Zion, which was Jerusalem, was the home. “Our captors requested of us a song.” (Psalm 137.3) “We are giving you greed cards; stay here.” When people take you captive that is what happens. And they said, “How can we sing the Lord’s songs in a strange land?” it is because the Lord’s song is a statement of truth and not just a lyric. Where are we singing the Lord’s songs?
May we lift up holy hand unto the Lord. Let us arise and build. Let us have a mind to build. Let us arise and shine so the glory of the Lord will come upon us. If we don’t, our sons and daughters will leave us and when we are old, we won’t have people to fetch water for us.
The Lord has blessed us with leaders. The leaders must lead. After prayer, action! We need to have the newspaper in one hand and the Bible in the other. The values of the kingdom of God are righteousness, justice, and love and these are what will exalt the nation. Thus, we must not apologize for standing for these. May the Lord shine through you to make a difference in your community. When that happens, people will notice and ask, “Who are these people who think differently?” It is this that brings people to the saving knowledge of Christ.
So, as we come together this morning as a church and have the privilege of partaking in the Lord’s Table, remember Jesus was not selfish. He came so low that we could be lifted high. He has given us the roadmap, established a new covenant with his life—the symbol of his body reminding us we are one with him and share the same life as a family. We must stand to be different and go out into the world as soldiers of Christ to transform the world. As we come to the Lord this morning, let’s reflect on these things
The Passover was to commemorate the redemption of the Jews from slavery in Egypt. In our time, Christ has rescued us form the kingdom of darkness, however, there are others who are still in the kingdom of darkness who must be rescued. We have the responsibility to rescue them and we cannot disappoint Christ.
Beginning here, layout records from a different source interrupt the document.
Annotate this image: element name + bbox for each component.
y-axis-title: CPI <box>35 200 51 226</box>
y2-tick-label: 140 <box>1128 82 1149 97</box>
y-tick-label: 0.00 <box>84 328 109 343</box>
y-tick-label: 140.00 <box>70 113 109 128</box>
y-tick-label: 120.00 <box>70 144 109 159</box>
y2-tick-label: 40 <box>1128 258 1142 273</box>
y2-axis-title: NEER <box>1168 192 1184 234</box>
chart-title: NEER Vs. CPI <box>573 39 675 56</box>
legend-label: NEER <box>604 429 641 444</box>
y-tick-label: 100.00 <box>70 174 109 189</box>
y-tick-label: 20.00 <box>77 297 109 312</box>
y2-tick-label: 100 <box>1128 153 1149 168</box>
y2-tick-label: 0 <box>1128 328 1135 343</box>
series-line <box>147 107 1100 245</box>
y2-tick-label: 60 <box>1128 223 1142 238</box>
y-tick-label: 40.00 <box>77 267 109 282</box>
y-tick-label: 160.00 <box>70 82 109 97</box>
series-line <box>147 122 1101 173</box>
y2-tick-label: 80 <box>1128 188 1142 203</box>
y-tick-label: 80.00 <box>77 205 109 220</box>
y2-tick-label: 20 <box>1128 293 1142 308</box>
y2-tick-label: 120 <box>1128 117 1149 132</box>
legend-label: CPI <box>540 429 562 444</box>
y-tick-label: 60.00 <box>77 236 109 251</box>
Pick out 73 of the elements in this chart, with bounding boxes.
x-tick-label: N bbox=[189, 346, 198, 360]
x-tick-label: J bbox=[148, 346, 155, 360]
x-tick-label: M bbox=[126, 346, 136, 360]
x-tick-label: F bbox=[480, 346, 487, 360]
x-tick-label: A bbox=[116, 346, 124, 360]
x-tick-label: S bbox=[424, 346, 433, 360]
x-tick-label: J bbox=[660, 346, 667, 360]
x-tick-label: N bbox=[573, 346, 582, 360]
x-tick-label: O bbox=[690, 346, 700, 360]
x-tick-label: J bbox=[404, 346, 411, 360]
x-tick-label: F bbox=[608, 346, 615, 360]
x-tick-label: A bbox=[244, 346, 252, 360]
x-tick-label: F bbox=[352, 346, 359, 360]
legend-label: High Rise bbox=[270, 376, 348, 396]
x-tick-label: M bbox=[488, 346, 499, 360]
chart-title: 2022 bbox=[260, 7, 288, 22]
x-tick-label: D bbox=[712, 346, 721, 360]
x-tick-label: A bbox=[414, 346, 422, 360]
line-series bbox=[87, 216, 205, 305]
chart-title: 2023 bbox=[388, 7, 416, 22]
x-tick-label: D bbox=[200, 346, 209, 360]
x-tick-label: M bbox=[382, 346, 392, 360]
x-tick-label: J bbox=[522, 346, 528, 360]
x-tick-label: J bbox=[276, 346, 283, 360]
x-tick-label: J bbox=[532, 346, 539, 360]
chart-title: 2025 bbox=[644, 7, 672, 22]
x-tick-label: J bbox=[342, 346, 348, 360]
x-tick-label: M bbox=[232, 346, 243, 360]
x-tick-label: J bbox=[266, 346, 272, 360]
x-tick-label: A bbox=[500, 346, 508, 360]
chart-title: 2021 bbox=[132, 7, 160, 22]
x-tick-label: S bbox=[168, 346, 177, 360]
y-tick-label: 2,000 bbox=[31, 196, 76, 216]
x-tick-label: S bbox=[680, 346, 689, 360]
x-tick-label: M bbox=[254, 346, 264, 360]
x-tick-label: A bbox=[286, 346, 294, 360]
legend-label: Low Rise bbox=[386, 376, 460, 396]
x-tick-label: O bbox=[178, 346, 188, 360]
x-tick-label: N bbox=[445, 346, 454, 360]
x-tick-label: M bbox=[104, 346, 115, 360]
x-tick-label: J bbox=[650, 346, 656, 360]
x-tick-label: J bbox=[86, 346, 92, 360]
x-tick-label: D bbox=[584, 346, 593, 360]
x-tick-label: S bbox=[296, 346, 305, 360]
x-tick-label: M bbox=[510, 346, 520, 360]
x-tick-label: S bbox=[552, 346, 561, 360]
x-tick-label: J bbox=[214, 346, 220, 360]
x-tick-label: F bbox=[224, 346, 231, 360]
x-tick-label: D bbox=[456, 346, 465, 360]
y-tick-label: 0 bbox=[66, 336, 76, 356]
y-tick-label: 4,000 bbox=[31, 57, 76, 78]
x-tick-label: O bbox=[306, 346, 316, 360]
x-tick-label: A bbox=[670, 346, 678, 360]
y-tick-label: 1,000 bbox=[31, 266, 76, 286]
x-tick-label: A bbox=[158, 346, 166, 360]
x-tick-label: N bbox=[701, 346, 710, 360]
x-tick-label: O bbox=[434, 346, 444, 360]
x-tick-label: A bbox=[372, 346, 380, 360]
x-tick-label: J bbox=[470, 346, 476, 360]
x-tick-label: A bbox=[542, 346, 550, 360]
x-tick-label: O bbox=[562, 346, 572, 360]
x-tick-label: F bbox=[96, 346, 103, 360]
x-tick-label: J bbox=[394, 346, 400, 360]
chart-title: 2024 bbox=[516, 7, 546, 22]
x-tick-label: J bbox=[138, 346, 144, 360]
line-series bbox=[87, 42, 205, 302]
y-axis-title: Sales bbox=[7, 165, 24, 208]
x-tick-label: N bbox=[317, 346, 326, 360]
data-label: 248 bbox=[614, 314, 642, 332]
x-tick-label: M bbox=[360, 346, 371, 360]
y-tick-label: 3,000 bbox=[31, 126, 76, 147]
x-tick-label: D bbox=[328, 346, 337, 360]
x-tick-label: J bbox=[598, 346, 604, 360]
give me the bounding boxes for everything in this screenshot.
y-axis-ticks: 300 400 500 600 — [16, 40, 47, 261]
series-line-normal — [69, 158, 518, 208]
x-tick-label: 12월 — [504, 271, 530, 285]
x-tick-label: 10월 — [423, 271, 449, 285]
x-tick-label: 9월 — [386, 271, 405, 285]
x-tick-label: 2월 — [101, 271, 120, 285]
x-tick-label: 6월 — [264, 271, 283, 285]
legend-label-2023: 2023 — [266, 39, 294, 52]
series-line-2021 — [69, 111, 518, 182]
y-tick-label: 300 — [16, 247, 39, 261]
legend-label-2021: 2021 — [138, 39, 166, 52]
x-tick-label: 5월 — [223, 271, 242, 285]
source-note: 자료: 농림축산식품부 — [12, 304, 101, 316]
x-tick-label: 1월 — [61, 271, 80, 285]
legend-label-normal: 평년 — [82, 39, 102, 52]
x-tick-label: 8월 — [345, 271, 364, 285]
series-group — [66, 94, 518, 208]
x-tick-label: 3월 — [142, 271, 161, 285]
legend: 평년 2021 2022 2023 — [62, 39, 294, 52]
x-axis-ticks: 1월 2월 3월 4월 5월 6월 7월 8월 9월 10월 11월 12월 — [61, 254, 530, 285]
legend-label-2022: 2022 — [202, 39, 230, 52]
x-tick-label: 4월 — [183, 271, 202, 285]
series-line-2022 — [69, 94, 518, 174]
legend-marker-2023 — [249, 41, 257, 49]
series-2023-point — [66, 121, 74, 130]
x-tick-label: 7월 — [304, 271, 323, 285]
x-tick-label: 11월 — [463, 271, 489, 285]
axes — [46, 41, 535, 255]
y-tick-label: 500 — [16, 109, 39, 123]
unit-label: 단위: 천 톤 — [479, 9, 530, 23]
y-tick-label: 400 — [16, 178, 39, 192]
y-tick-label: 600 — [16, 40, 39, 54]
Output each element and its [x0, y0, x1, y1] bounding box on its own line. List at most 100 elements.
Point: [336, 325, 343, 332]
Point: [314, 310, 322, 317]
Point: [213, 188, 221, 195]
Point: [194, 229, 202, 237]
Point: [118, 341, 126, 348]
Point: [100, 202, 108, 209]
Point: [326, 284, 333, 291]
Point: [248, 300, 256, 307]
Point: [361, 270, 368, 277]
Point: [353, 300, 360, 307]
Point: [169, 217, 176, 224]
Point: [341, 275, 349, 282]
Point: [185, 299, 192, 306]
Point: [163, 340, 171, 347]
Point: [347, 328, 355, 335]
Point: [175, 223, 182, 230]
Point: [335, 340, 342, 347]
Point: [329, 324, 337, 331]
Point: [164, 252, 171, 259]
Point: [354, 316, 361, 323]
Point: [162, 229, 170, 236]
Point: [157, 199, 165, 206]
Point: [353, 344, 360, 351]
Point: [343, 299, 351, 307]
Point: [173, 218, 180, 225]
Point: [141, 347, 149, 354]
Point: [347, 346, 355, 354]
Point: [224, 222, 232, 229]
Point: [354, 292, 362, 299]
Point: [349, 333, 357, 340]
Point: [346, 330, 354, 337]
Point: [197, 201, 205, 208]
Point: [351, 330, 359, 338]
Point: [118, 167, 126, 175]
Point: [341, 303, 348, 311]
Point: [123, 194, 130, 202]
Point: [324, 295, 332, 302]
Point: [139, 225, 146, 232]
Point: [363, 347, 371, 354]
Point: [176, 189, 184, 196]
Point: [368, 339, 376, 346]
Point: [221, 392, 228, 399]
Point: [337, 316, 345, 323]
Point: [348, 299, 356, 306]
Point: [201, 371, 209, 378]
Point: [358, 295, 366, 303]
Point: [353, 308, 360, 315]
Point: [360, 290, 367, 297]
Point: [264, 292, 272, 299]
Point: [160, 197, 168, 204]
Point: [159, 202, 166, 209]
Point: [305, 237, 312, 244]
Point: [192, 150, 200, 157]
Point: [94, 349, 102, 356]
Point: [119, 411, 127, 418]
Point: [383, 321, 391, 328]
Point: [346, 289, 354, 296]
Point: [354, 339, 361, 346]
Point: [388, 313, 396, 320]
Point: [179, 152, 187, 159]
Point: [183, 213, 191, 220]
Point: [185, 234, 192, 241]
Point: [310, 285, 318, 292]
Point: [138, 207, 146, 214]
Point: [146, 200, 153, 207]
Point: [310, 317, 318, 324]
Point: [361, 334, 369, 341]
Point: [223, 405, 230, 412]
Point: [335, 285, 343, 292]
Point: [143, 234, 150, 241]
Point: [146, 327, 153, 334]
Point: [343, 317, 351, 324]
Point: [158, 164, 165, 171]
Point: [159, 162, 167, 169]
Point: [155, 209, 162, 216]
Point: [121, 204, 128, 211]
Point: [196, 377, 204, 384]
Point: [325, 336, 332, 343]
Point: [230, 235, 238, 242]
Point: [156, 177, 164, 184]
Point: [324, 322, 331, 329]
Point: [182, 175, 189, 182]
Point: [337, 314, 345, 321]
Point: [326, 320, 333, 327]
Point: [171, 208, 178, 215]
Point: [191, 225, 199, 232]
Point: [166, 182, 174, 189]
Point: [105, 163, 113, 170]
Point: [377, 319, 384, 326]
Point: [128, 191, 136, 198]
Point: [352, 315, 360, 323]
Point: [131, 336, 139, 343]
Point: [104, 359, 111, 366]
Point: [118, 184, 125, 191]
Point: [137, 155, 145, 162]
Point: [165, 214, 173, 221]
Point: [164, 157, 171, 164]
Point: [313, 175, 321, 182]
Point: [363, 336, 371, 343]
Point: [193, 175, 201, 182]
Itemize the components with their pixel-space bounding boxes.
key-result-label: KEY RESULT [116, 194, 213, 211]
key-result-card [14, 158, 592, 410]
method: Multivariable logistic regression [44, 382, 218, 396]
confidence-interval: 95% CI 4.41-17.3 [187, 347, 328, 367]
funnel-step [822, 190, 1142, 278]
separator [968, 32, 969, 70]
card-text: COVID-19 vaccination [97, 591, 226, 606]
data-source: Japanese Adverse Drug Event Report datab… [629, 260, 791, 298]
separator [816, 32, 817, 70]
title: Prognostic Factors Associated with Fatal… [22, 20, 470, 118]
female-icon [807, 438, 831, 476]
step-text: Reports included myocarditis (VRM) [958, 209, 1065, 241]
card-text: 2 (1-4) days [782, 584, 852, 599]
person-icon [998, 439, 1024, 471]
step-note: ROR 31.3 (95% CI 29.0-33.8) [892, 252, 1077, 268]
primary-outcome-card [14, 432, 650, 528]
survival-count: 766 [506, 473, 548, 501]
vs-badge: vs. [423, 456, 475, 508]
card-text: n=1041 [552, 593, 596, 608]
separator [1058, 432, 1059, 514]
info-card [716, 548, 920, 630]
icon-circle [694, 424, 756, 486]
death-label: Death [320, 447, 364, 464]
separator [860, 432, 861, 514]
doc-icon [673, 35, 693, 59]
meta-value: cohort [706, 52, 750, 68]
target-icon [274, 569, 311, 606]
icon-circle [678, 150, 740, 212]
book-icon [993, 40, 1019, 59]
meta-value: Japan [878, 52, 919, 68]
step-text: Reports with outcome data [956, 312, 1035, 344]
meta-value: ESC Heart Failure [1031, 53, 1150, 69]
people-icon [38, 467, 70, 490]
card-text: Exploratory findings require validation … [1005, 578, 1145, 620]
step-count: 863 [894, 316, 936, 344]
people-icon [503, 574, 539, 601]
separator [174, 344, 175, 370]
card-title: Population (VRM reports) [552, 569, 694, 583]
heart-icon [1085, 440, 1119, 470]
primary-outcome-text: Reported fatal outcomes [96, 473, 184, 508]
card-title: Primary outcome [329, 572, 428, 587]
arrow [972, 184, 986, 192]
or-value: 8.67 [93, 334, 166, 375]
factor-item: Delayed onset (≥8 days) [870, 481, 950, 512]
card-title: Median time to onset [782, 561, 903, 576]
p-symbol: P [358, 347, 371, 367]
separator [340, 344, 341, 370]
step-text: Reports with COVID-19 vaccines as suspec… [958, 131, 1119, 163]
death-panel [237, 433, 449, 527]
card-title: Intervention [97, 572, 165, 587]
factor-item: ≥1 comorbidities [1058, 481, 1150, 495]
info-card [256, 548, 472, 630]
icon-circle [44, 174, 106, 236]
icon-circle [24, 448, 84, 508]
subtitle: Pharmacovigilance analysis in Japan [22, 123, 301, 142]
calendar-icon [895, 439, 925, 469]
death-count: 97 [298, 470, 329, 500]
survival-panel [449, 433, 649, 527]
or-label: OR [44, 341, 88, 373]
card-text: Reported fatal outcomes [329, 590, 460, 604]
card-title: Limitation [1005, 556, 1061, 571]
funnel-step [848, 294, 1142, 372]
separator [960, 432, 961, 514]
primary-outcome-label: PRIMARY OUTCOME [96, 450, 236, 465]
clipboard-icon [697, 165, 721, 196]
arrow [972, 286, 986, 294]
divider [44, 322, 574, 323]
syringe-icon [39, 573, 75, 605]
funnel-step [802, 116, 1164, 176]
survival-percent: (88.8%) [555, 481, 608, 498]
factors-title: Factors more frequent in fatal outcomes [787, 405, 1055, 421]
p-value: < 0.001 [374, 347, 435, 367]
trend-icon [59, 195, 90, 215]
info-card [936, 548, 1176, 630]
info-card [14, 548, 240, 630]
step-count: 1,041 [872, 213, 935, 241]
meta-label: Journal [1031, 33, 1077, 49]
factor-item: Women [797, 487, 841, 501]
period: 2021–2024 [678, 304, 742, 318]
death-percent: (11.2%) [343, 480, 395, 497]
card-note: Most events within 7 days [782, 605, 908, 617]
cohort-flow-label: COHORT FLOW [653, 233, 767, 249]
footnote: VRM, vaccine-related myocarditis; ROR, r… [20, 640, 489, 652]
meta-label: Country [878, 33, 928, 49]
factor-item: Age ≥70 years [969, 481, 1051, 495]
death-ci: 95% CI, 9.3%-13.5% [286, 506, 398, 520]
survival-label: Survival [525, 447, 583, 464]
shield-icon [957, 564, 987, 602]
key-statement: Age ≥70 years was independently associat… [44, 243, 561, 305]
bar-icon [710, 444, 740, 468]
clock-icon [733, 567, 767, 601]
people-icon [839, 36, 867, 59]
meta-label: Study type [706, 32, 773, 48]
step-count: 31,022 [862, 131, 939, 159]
Let us begin to think beyond five and ten years and think beyond hundreds of years because, until Christ comes, the world must go on. Many of us are in the third generation and you realize that, by and large, hardly do people live through six generations. Many of us are in half time and others are in injury time so we don’t have time. May God help us to make sacrifices today for the prosperity and security of those after us. Let us no die with what the Lord has given us. Let us leave something for others to live on. When this is done, Christ will say, “Well done good and faithful servant. You have been fruitful and been a blessing.”
May the Lord bless us. Let not events that happen everyday just pass you by. The question is, “What should you do as people of God when justice and righteousness are compromised?”
May Christ rule in our hearts and in our nation. Amen.